Hai, Financial Addict! Kalau biasa baca kontenku, pasti kalian tau aku adalah seorang fundamentalist, dengan kata lain aku suka banget baca laporan keuangan untuk menganalisis kinerja suatu perusahaan. Tapi, dalam perjalanan mengejar mimpi sebagai seorang analis, aku sadar bahwa analisis fundamental aja nggak cukup, so aku memutuskan untuk belajar analisis teknikal dan bandarmology. Tenang aja, kontenku selanjutnya akan tetep bahas analisis fundamental, cuma selingan aja sesekali aku akan bahas teknikal dan bandarmology biar ga bosen. Okey udah siap belajar bareng? Gashh!
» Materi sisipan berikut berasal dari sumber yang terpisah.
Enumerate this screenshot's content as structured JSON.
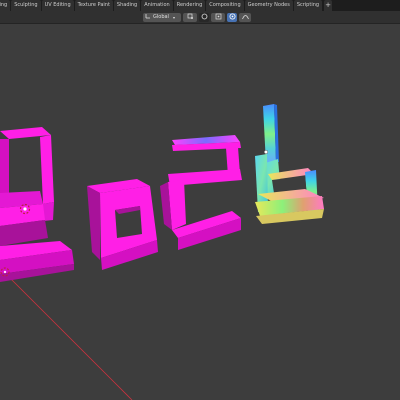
{
  "workspace_tabs": [
    {
      "label": "Modeling",
      "display": "eling",
      "active": false
    },
    {
      "label": "Sculpting",
      "display": "Sculpting",
      "active": false
    },
    {
      "label": "UV Editing",
      "display": "UV Editing",
      "active": false
    },
    {
      "label": "Texture Paint",
      "display": "Texture Paint",
      "active": false
    },
    {
      "label": "Shading",
      "display": "Shading",
      "active": false
    },
    {
      "label": "Animation",
      "display": "Animation",
      "active": false
    },
    {
      "label": "Rendering",
      "display": "Rendering",
      "active": false
    },
    {
      "label": "Compositing",
      "display": "Compositing",
      "active": false
    },
    {
      "label": "Geometry Nodes",
      "display": "Geometry Nodes",
      "active": false
    },
    {
      "label": "Scripting",
      "display": "Scripting",
      "active": false
    }
  ],
  "add_tab_label": "+",
  "viewport_header": {
    "orientation": "Global",
    "icons": [
      "orientation-icon",
      "pivot-point-icon",
      "snap-icon",
      "snap-target-icon",
      "proportional-editing-icon",
      "falloff-icon"
    ]
  },
  "scene": {
    "text_object": "2026",
    "material_colors": {
      "magenta": "#ff1fe6",
      "magenta_side": "#d410c2",
      "magenta_dark": "#a8129a",
      "normal_gradient": [
        "#4a8cff",
        "#33d6d0",
        "#7cf07a",
        "#e8e85a",
        "#ff7ac4"
      ]
    },
    "world_axis_color": "#c8323e"
  }
}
By the way, atas rekomendasi temen, aku baru aja beli buku judulnya Bandarmology: Membeli Saham Gaya Bandar Bursa, karangan Pak Ryan Filbert. Bukunya bagus banget, sumpah rasanya kayak baca novel padahal ini buku pelajaran loh, jadi apresiasi buat Pak Ryan, terima kasih atas penyajian materinya yang menarik. Nah, di kontenku kali ini, aku akan coba jelasin sedikit mengenai buku ini. Aku nggak akan jelasin banyak-banyak terutama aspek praktiknya karena takut kena undang-undang hak cipta. Kalau memang Financial Addict tertarik mempelajari Bandarmology, bisa langung beli buku ini, linknya udah aku sematin di keranjang kuning ya. (Hahaha, bercanda guys, aku analis bukan affiliator). Kalo tertarik bisa beli di Gramedia terdekat.
Cece, ada yang bilang main saham itu kayak main judi, emang bener yah? Stigmanya sih begitu. Bandar selalu menang, kalo ada pemain menang itu mungkin dikasi menang sama bandar dan kemungkinan kecil karena pemain itu sangat pintar sehingga bisa “menghitung.” Don’t be greedy atau jangan serakah adalah kalimat yang tepat sebagai peringatan bagi trader dan bandar dalam bermain di pasar modal.
Wait, Ce... Aku paham kalo trader ga bole serakah, tapi kenapa bandar nggak boleh serakah? Emangnya pernah gitu ada bandar yang serakah? Kalo bandarnya serakah yang menang tradernya? Nah, sabar yak, kita bakal tahu jawabannya diakhir konten ini.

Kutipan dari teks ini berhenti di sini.